The libSQLRetrieverTool connects to a libSQL/Turso database using the connection details you provide in Database Info. It then runs the SQL query you write in SQL Query Template. The query must return a column named text; the content of that column is turned into a vector using the Embedding you supply. Finally, the tool is packaged so that other components (like a language model) can ask it to retrieve the most relevant text snippets based on a user’s question.

Inputs

  • Database Info: Connection details for the libSQL/Turso database you want to query.
  • Embedding: The embedding model or method that will convert the retrieved text into a vector for similarity search.
  • Metadata Schema: The schema that describes the structure of the data you’re retrieving, used by the SelfQueryRetriever.
  • SQL Query Template: A SQL statement that returns a column named text.
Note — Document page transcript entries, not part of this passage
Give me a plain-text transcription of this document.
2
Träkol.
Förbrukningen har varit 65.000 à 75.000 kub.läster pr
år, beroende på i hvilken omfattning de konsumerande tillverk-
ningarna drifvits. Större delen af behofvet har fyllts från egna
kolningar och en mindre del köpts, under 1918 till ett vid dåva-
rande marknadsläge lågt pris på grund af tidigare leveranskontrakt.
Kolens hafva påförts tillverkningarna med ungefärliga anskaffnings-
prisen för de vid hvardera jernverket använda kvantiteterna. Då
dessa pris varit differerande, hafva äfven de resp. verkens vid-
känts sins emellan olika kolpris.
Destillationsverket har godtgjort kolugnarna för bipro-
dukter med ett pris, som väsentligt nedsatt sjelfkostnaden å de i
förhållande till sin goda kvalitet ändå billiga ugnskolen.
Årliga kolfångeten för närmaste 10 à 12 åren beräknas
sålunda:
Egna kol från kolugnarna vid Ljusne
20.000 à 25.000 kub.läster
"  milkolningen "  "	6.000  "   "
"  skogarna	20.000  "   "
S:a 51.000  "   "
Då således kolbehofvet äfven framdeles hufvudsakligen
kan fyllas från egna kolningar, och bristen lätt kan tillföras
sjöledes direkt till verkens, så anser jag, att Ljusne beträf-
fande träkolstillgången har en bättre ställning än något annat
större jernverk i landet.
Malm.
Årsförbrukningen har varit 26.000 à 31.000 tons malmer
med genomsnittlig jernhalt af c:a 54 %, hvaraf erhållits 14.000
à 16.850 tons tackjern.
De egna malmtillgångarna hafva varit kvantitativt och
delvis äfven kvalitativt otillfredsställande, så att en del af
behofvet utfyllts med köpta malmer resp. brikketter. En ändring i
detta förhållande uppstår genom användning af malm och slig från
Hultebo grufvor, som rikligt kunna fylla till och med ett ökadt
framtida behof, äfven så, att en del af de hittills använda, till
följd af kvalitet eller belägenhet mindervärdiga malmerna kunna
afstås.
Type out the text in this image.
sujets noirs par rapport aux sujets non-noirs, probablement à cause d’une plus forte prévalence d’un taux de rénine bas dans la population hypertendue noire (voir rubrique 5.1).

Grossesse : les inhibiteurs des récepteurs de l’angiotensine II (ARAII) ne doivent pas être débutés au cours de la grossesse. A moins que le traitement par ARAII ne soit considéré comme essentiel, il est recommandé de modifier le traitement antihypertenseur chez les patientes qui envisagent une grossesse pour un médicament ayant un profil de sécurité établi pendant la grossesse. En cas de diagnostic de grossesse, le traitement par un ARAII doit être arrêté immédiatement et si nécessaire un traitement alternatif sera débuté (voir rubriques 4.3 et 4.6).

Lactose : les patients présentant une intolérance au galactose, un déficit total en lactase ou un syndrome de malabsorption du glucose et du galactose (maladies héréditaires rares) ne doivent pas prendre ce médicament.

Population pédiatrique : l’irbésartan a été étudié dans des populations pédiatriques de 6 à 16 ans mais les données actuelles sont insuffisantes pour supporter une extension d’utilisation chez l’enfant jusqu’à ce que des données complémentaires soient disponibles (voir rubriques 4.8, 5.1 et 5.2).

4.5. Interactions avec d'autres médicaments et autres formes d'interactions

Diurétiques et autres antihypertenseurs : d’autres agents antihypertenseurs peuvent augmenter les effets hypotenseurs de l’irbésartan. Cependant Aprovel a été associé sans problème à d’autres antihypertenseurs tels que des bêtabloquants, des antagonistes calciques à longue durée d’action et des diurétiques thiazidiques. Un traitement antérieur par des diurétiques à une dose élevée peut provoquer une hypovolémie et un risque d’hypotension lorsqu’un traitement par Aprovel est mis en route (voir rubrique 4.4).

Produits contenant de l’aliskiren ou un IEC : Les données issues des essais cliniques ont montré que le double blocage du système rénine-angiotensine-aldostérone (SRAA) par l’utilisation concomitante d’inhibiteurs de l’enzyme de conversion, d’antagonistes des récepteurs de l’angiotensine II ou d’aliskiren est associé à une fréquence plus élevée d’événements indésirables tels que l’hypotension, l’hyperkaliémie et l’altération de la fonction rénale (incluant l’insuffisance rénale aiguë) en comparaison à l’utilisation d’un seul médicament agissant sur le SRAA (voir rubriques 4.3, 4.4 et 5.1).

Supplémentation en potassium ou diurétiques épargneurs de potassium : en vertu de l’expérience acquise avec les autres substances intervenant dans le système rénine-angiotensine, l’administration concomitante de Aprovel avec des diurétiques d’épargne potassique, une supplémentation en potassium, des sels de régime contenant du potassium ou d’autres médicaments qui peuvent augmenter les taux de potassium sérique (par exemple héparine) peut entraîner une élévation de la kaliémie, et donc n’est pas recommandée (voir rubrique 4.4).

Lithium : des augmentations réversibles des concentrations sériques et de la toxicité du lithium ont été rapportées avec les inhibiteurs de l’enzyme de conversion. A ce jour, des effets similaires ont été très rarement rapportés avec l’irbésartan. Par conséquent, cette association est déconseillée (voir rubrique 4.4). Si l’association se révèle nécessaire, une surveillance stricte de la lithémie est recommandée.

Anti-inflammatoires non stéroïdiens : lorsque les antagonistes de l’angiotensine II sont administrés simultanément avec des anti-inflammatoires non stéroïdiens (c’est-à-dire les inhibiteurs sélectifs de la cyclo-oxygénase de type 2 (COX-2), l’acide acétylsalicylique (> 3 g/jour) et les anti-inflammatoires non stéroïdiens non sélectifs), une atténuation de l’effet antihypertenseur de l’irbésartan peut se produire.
You can use {[input]} placeholders to insert dynamic values.
  • Tool Description: A short description of what the tool does, used by the language model to understand its purpose.
  • Tool Name: The name you want the tool to have when it appears in the model’s tool list.

Outputs

  • Tool: A BaseTool object that can be passed to other components (e.g., a language model) to perform database queries on demand.

Usage Example

  1. Set up the component

    • Drag the libSQLRetrieverTool onto your canvas.
    • Fill in Database Info with your libSQL/Turso credentials.
    • Choose an Embedding model (e.g., OpenAI’s text-embedding-ada-002).
    • Define the Metadata Schema that matches your database tables.
    • Write a SQL Query Template such as:
      SELECT text FROM articles WHERE category = '{[category]}' LIMIT 5;
    • Provide a clear Tool Description like “Retrieves recent articles about a given category.”
    • Name the tool “ArticleFetcher”.
  2. Use the tool in a flow

    • Connect the output of a user‑input component to the {[category]} placeholder in the query template.
    • Pass the resulting Tool to a language model component that can call it when the user asks for articles on a topic.
  3. Run the workflow

    • The model will call the tool, the tool will query the database, embed the results, and return the most relevant text snippets.
  • SelfQueryRetriever – Builds on top of this tool to let a language model ask questions that automatically trigger database queries.
  • Embedding – The component that provides the embedding model used here.
  • Database Connector – A more general connector for other database types.

Tips and Best Practices

  • Always return a column named text; otherwise the tool will not work.
  • Test your SQL query directly in the database first to ensure it returns the expected results.
  • Keep the query simple and limit the number of rows to avoid long response times.
  • Use placeholders carefully; they should match the names you use in the input fields.
  • If you need to filter by multiple parameters, add more placeholders and provide the corresponding inputs.

Security Considerations

  • Store database credentials securely; avoid hard‑coding them in the workflow.
  • Restrict the database user’s permissions to only the tables needed for the query.
  • Validate any user‑supplied input that gets inserted into the SQL template to prevent injection attacks.
  • Monitor query logs for unusual activity and set up alerts if needed.